Though she was unable to attend, Tompkins sent a statement to the meeting. It, as published by ARTnews, reads as follows:

I started posting my paintings and drawings on Instagram on October 22, 2015. In the four years since then, I have had over a dozen pieces removed with the community guidelines warning. My entire account was taken down over a catalog spread featuring text alongside a historically significant painting of mine that is in the permanent collection of the Centre Pompidou in Paris. This account, minus that catalog page, was subsequently restored due to a tremendous outpouring of support for my work from the art community (critics, curators, artists, and dealers alike). Despite my account being restored and my posts clearly indicating the materials I use, pieces continue to be removed with no warning at all. They are just gone. 

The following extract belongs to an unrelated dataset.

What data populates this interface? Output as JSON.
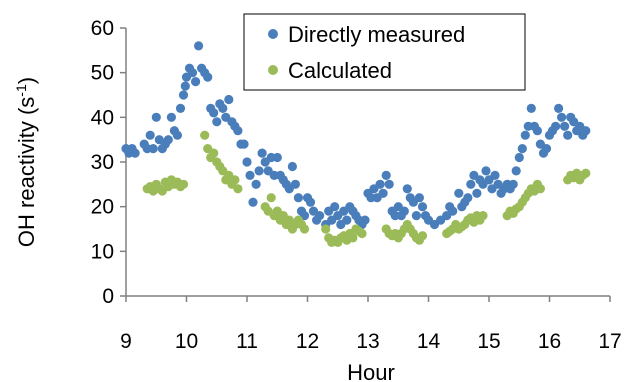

I am not the only one. I have heard from numerous artists who have suffered the same fate or feel they are about to lose their accounts. So clearly, Instagram has a problem and I think I know what it is. Instagram does NOT follow its own guidelines which are very clear: “Nudity in photos of paintings and sculptures is OK, too.” There are no qualifiers here. They are “OK.” Period. By Instagram’s own subjective guidelines, none of my work should have been taken down. If an individual complains, why are they simply not blocked from following my account? If an algorithm is taking it down, why don’t I have the right to appeal this decision to a human being? As it is currently, the system is arbitrary and discouraging for any artist whose work is challenging or thought provoking.

 Follow your own rules. Do it better.